Mereka dipanggil dengan tujuan bersama, yakni
menuju Tanah Terjanji.
Atas kehendak Tuhan mereka berhenti dan mendirikan kemah,
atas perintah Tuhan mereka berangkat. Ada kesadaran yang mendalam hidup sebagai
musafir.
Jadi hidup di dunia ini bukanlah tujuan. Tujuan kita adalah
Tanah Terjanji, tanah air sorgawi. Seorang musafir rendah hati, karena sadar bahwa ia
bukan pemilik dunia ini. Ia hidup sederhana, murah hati dan punya
semangat tinggi, karena sadar bahwa
hidup di sini adalah sementara, dan apa
yang dimiliki hanyalah titipan Tuhan.
Kehidupan Israel diorganisir dalam kelompok-kelompok.
Kelompok terkecil disebut “rumah bapak”.
Iman Israel tumbuh pada awalnya dari agama keluarga, artinya
setiap keluarga memiliki “allahnya” sendiri. Allah mereka itu mereka percayai
sebagai pelindung dan penjamin kehidupan keluarga.

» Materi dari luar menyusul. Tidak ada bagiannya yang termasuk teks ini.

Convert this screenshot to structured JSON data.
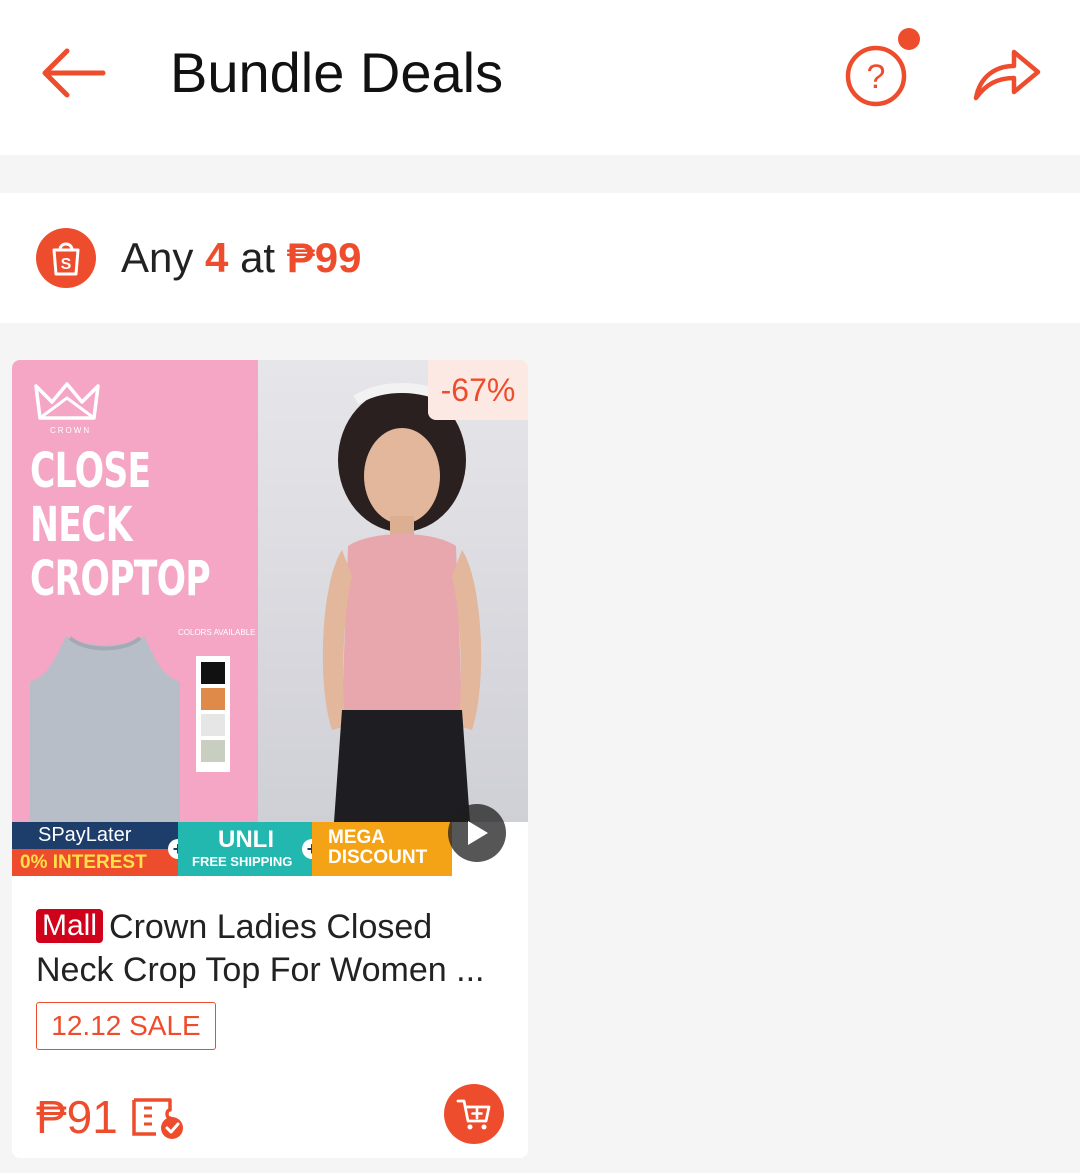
{
  "header": {
    "title": "Bundle Deals",
    "back_icon": "arrow-left-icon",
    "help_icon": "question-circle-icon",
    "share_icon": "share-arrow-icon"
  },
  "deal": {
    "prefix": "Any",
    "quantity": "4",
    "middle": "at",
    "price": "₱99",
    "icon": "shopee-bag-icon"
  },
  "products": [
    {
      "discount": "-67%",
      "mall_badge": "Mall",
      "name": "Crown Ladies Closed Neck Crop Top For Women ...",
      "sale_tag": "12.12 SALE",
      "price": "₱91",
      "image": {
        "brand": "CROWN",
        "headline_1": "CLOSE",
        "headline_2": "NECK",
        "headline_3": "CROPTOP",
        "colors_label": "COLORS AVAILABLE",
        "swatch_colors": [
          "#111111",
          "#e08a4a",
          "#e6e6e6",
          "#c8cfc0"
        ],
        "strip_spaylater": "SPayLater",
        "strip_interest": "0% INTEREST",
        "strip_unli": "UNLI",
        "strip_free_shipping": "FREE SHIPPING",
        "strip_mega": "MEGA",
        "strip_discount": "DISCOUNT"
      }
    }
  ],
  "colors": {
    "accent": "#ee4d2d",
    "mall_red": "#d0011b"
  }
}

Dalam arti tertentu secara langsung bertanggungjawab untuk
kesejahteraan mereka, soal kebutuhan sehari-hari, soal perut dan roti. Ikatan
dalam rumah bapak atau komunitas itu begitu mendalam. Kebersamaan adalah nilai yang
sangat mendasar. Hidup yang satu
terkait dengan hidup saudaranya secara mendalam.

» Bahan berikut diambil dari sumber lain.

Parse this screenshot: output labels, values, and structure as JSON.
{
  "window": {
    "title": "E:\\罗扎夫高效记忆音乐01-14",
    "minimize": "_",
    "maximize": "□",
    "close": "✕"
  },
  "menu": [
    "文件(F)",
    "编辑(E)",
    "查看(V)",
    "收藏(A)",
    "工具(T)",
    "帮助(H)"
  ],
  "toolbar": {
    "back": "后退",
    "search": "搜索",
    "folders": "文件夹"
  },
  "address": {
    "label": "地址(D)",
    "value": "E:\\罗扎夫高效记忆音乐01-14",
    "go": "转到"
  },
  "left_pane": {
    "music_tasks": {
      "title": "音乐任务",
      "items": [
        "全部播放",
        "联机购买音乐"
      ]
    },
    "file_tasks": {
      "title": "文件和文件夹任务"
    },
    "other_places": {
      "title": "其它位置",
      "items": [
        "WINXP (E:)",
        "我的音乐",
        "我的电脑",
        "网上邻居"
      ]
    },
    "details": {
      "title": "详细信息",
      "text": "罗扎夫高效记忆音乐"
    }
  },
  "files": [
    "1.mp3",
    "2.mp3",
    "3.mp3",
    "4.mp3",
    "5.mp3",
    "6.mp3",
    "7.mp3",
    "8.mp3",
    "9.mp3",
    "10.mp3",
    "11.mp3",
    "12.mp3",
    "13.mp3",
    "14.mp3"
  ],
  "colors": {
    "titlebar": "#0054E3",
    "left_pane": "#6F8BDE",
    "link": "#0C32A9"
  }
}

Nasib orang lain juga mempengaruhi hidup yang satu secara
mendalam pula. Seorang saudara laki-laki punya kewajiban mewarisi janda
saudaranya untuk memberi keturunan pada saudara yang meninggal tanpa anak (Ul
25:5-10 – kewajiban
perkawinan ipar).
Demikian, hidup saudaranya tidak terputus, melainkan bisa
abadi. Ini berkat pengorbanan seorang saudara.

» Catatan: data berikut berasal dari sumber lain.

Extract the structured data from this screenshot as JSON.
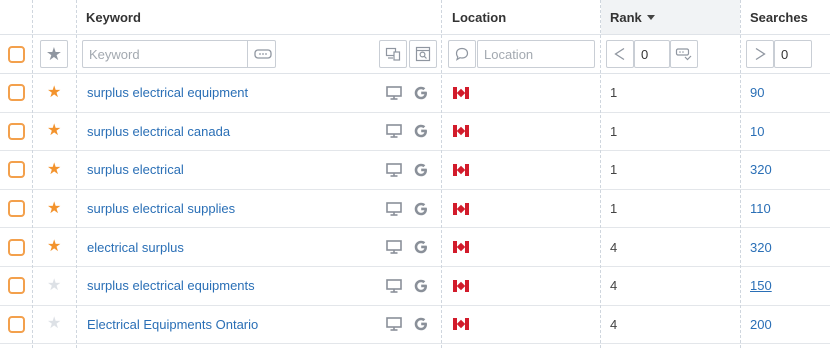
{
  "header": {
    "keyword": "Keyword",
    "location": "Location",
    "rank": "Rank",
    "searches": "Searches"
  },
  "filters": {
    "keyword_placeholder": "Keyword",
    "location_placeholder": "Location",
    "rank_value": "0",
    "searches_value": "0",
    "rank_operator": "<",
    "searches_operator": ">"
  },
  "colors": {
    "accent": "#f3932d",
    "link": "#2a6fb6",
    "flag_red": "#d21b2b"
  },
  "rows": [
    {
      "keyword": "surplus electrical equipment",
      "starred": true,
      "rank": "1",
      "searches": "90",
      "country": "CA",
      "device": "desktop-icon",
      "engine": "google-icon"
    },
    {
      "keyword": "surplus electrical canada",
      "starred": true,
      "rank": "1",
      "searches": "10",
      "country": "CA",
      "device": "desktop-icon",
      "engine": "google-icon"
    },
    {
      "keyword": "surplus electrical",
      "starred": true,
      "rank": "1",
      "searches": "320",
      "country": "CA",
      "device": "desktop-icon",
      "engine": "google-icon"
    },
    {
      "keyword": "surplus electrical supplies",
      "starred": true,
      "rank": "1",
      "searches": "110",
      "country": "CA",
      "device": "desktop-icon",
      "engine": "google-icon"
    },
    {
      "keyword": "electrical surplus",
      "starred": true,
      "rank": "4",
      "searches": "320",
      "country": "CA",
      "device": "desktop-icon",
      "engine": "google-icon"
    },
    {
      "keyword": "surplus electrical equipments",
      "starred": false,
      "rank": "4",
      "searches": "150",
      "country": "CA",
      "device": "desktop-icon",
      "engine": "google-icon"
    },
    {
      "keyword": "Electrical Equipments Ontario",
      "starred": false,
      "rank": "4",
      "searches": "200",
      "country": "CA",
      "device": "desktop-icon",
      "engine": "google-icon"
    }
  ]
}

Kain membunuh saudaranya, dan gagal menjadi saudara.
Membunuh berarti menolak keberadaan yang lain. Kain menginginkan semuanya,
tempat bagi dirinya sendiri, dan tidak memberi ruang bagi yang lain. Ia ingin
hidup sendiri.
Filsuf Emmanuel Levinas menulis komentar: “Pertanyaan yang
penuh kemarahan Kain inilah asal mula dari setiap imoralitas (Aku tidak tahu!
Apakah aku penjaga adikku?).
Secara alamiah aku adalah penjaga bagi saudaraku. Mengakui
atau tidak, aku adalah penjaga saudaraku, dan kebaikan saudaraku tergantung
dari apa yang kulakukan dan yang tidak
kulakukan”.
Begitu orang itu menatapku, aku mau tak mau sudah
bertanggungjawab atasnya. Hal ini kerap tidak kita sadari dan kita lupakan.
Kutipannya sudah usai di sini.